任念躺回去,分開雙腿。李醫生重新俯身,這次他的手直接按在了她大腿內側的皮膚上。手指沿著淋巴走向,從膝蓋內側開始,用穩定的壓力向上滑按,直到腿根最深處。他的手幾乎蹭到內褲的邊緣。
「有沒有脹痛感?」
「沒有。」任念盯著李醫生的側臉,看著他專注檢查時微微抿起的嘴唇。
李醫生的手移到了她的小腹下方按了按。
「內褲也需要脫掉。」李醫生的語氣陳述事實,「我需要視診和觸診您的生殖區域,排除炎症或異常。」
任念的呼吸停頓了一拍,直接抬起手脫了內褲。露出小穴的任念沒有像之前被迫那樣立刻用手遮住,而是將雙腿分得更開些,讓那個被操弄了這麼久、略顯紅腫但依然顯得飽滿粉嫩的陰戶完全暴露在空氣和醫生的視線里。陰毛形狀還算整齊,大陰唇微微分開,露出裡面顏色更深些的小陰唇和中間那道濕潤的縫隙。

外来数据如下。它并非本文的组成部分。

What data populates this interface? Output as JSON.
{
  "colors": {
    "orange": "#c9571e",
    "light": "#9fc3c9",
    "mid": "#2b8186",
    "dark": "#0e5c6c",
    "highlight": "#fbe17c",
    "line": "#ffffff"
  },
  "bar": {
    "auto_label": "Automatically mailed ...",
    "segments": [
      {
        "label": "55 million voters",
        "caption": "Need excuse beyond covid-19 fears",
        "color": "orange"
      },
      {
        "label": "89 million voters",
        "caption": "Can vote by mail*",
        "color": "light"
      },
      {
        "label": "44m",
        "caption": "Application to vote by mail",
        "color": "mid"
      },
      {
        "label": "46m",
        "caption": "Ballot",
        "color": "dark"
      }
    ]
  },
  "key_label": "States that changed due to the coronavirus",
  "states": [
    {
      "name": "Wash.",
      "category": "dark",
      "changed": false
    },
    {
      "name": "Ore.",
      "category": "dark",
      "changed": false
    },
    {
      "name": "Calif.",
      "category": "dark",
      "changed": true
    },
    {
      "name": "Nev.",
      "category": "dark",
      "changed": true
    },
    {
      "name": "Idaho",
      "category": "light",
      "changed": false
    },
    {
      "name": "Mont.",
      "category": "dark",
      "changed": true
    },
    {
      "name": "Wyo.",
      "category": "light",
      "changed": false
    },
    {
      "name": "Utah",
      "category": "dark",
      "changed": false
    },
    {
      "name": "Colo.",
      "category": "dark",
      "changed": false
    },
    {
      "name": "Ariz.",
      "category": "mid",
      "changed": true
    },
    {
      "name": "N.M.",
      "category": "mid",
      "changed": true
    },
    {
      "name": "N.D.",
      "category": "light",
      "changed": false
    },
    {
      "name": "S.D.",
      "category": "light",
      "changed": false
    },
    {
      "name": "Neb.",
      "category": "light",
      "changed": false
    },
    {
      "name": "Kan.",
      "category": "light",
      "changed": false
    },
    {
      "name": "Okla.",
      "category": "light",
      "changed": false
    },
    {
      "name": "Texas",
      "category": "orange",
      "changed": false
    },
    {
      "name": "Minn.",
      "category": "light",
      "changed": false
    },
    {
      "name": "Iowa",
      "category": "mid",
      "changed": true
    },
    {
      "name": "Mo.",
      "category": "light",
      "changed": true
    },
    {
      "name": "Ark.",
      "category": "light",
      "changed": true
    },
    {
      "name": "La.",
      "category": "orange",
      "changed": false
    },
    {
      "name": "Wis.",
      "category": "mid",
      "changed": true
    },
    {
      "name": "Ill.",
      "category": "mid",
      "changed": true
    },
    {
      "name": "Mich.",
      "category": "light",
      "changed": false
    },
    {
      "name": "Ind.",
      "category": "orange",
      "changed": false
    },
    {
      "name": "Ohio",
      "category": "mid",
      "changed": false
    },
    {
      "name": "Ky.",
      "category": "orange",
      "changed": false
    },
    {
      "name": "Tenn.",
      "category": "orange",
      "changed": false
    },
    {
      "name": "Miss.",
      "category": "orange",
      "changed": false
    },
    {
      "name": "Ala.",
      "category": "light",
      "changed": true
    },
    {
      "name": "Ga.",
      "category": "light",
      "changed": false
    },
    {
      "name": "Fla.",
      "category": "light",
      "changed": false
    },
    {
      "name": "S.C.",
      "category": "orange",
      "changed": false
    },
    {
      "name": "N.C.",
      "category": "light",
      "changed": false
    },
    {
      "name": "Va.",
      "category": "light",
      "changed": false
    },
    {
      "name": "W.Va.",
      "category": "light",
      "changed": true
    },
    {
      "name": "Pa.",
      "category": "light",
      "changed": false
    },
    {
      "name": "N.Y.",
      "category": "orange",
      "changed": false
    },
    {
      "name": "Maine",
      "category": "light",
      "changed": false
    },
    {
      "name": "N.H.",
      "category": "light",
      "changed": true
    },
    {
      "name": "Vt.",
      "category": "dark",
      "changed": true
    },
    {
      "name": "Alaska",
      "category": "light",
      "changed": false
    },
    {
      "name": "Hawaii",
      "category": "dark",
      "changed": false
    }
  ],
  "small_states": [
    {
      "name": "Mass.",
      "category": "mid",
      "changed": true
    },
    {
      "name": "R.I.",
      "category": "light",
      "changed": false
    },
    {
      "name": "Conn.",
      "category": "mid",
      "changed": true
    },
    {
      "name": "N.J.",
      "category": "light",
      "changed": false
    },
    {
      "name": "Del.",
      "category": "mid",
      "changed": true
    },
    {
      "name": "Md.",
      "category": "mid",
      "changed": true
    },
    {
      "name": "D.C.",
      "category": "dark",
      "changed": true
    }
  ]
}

李醫生的目光落在那處,停留了幾秒,然後說,「請再張開一些。」
任念照做,甚至微微抬起了腰,讓暴露更加徹底。李醫生俯身,湊近,戴著手套的手指輕輕分開大陰唇,仔細查看裡面的結構。他的呼吸拂過那片敏感的皮膚,任念感覺到自己穴口不由自主地收縮了一下,更多濕滑的液體湧出。
「有沒有瘙癢或異常分泌物?」
「沒有。」
「有沒有疼痛?」
「沒有。」
李醫生直起身,摘掉沾了些許透明愛液的手套,扔進廢物袋。「初步看沒有明顯器質性問題。」他一邊說,一邊從醫療箱拿出另一副手套,「但您精神壓力很大,內分泌可能紊亂。接下來檢查乳房,看是否有腫塊。」
任念沒等他說「需要脫」,已經抬手抓住了運動背心的下擺,向上掀起,一對飽滿白嫩的乳房彈跳出來,頭因為暴露在微涼的空氣和男人的注視下已經硬挺地站立起來。她沒有用手臂去擋,反而將雙手攤開放在身體兩側,做出完全順從的姿態。
李醫生按上任念的乳房問道,「疼嗎?」
「不疼。」當他的手指按壓右乳周圍時,她忽然輕輕吸了一口氣,發出一聲極輕的嚶嚀。「嗯……」
李醫生的動作幾不可察地頓了一下。
「這裡……有點敏感。李醫生,你檢查得……很仔細。」
李醫生沒接話,繼續檢查完右乳,然後摘掉手套,「乳房也沒有明顯腫塊。任小姐,您主要還是需要放鬆,長期緊張對健康不利。」
「放鬆?」任念笑了笑,因為半裸的身體而顯出別樣的脆弱與誘惑,「李醫生,在這個地方,你告訴我怎麼放鬆?」
她沒立刻去拿衣服穿上,反而撐起上半身,讓乳房隨著動作輕輕晃動,「李醫生,你不是杜鵬的人,對吧?我看得出來。」
李醫生正在收拾血壓計的手停住了,抬眼看向她。
「你是他從外面請來的。正規醫院的醫生?還是私人診所?杜鵬給了你多少錢,讓你來給一個被非法拘禁的女人做檢查?」
李醫生沈默地看著她,表情在鏡片後有些模糊。
「李醫生,」任念往前挪了挪,更靠近床邊,乳房幾乎要碰到他垂在身側的手,「幫我。只要你幫我離開這裡,或者出去後報警,我給你的,會比他給你的多十倍,一百倍。」
她總監的身份在此刻不是枷鎖,而是籌碼,「企業的總監,失蹤八天,外面一定已經報警了。你幫我,就是救我,也是幫你自己擺脫幫凶的嫌疑。我可以給你錢,很多錢,或者任何你想要的東西。」